The hip flexors require a delicate balance of strengthening and lengthening. They should be lengthened to a certain degree, to allow counteraction from their shortening due to the pedalling function. However, the hip flexors also need to be strong and fast, so they assist in the upstroke of the pedal. This ‘snappiness’ of the hip flexors will limit the deceleration of the power we’re putting down on the opposite pedal and therefore make us faster. Strong and mobile hip flexors also assist in achieving and sustaining an aero position.

The posterior chain is another area that requires a delicate balance of strength and length. The glutes should be strengthened, as this is an area responsible for big power output.
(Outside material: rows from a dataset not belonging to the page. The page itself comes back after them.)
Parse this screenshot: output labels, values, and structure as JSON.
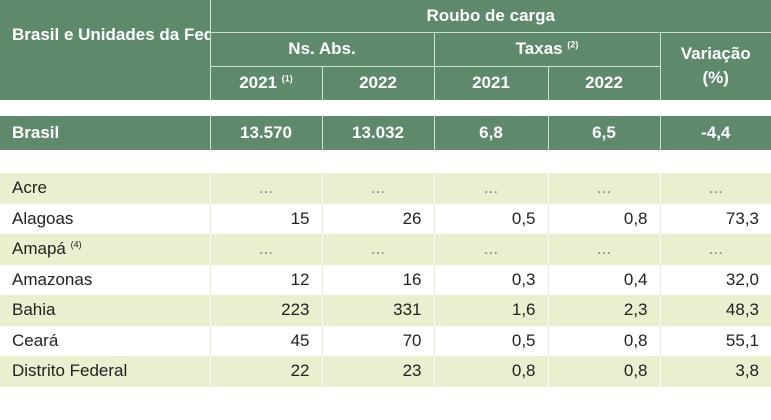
{
  "header": {
    "region_label": "Brasil e Unidades da Federação",
    "group_title": "Roubo de carga",
    "abs_label": "Ns. Abs.",
    "rates_label": "Taxas",
    "rates_note": "(2)",
    "variation_label": "Variação",
    "variation_unit": "(%)",
    "year_2021_abs": "2021",
    "year_2021_abs_note": "(1)",
    "year_2022_abs": "2022",
    "year_2021_rate": "2021",
    "year_2022_rate": "2022"
  },
  "brasil": {
    "name": "Brasil",
    "abs_2021": "13.570",
    "abs_2022": "13.032",
    "rate_2021": "6,8",
    "rate_2022": "6,5",
    "variation": "-4,4"
  },
  "rows": [
    {
      "name": "Acre",
      "note": "",
      "abs_2021": "...",
      "abs_2022": "...",
      "rate_2021": "...",
      "rate_2022": "...",
      "variation": "..."
    },
    {
      "name": "Alagoas",
      "note": "",
      "abs_2021": "15",
      "abs_2022": "26",
      "rate_2021": "0,5",
      "rate_2022": "0,8",
      "variation": "73,3"
    },
    {
      "name": "Amapá",
      "note": "(4)",
      "abs_2021": "...",
      "abs_2022": "...",
      "rate_2021": "...",
      "rate_2022": "...",
      "variation": "..."
    },
    {
      "name": "Amazonas",
      "note": "",
      "abs_2021": "12",
      "abs_2022": "16",
      "rate_2021": "0,3",
      "rate_2022": "0,4",
      "variation": "32,0"
    },
    {
      "name": "Bahia",
      "note": "",
      "abs_2021": "223",
      "abs_2022": "331",
      "rate_2021": "1,6",
      "rate_2022": "2,3",
      "variation": "48,3"
    },
    {
      "name": "Ceará",
      "note": "",
      "abs_2021": "45",
      "abs_2022": "70",
      "rate_2021": "0,5",
      "rate_2022": "0,8",
      "variation": "55,1"
    },
    {
      "name": "Distrito Federal",
      "note": "",
      "abs_2021": "22",
      "abs_2022": "23",
      "rate_2021": "0,8",
      "rate_2022": "0,8",
      "variation": "3,8"
    }
  ]
}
We also want to strengthen the back muscles, to reduce the likelihood of pain in the future and to allow the back to work safely into extension, a counteraction from the chronically flexed cycling position. However, a certain amount of length or freedom in the posterior chain is also required so that the cyclist can get into an aero position and allow for a more aggressive bike fit. Mobility in the upper back can also help with the ‘shoulder tuck’, which reduces their size and improves aerodynamics.

Building a strong core not only allows a cyclist to generate more power, but be more efficient in transferring that power to the pedal. It helps to think of and train the core as a whole cylinder of the mid-body, which includes deep stabilising muscles, not just the superficial layers, i.e the six-pack muscles. When this is trained effectively, we can simultaneously increase power and reduce the chances of back pain.

Tension in the neck can be released by counteracting the chronic extension that is required whilst on the bike with some gentle flexion. Tight quadricep muscles can also benefit from a little stretching.

Given that cycling only requires movement in the sagittal plane, some exploration into other planes is required to bring balance to the body for functionality in everyday life. Therefore, some lateral (side) bending, twisting and moving the hip and shoulder joints through their full range of motion should also be included in a yoga for cycling programme.

Most cyclists can benefit from breath-work practise. Nasal breathing, breath retention and hypoventilation practises can be used to facilitate optimum oxygen uptake in the blood and increase oxygen delivery to the working muscles.

Breath-work practises such as these, increase an athlete’s tolerance to carbon dioxide. This allows for greater physical exertion for less perceived effort, which is helpful for Vo2 max work. 

These exercises can also be used in a similar manner to prepare for, or simulate high altitude training. Once accustomed with these practises, the breath can be used to lower the heart rate when desired, which is useful for recovery sections on rides or races. 

We can also use the breath to ramp up the parasympathetic nervous system. This is the optimum state for recovery and boosting the immune system, amongst a long list of other benefits. It is a great skill to learn that cyclists can opt into when needed, be it for recovery purposes, or to simply keep calm on race days.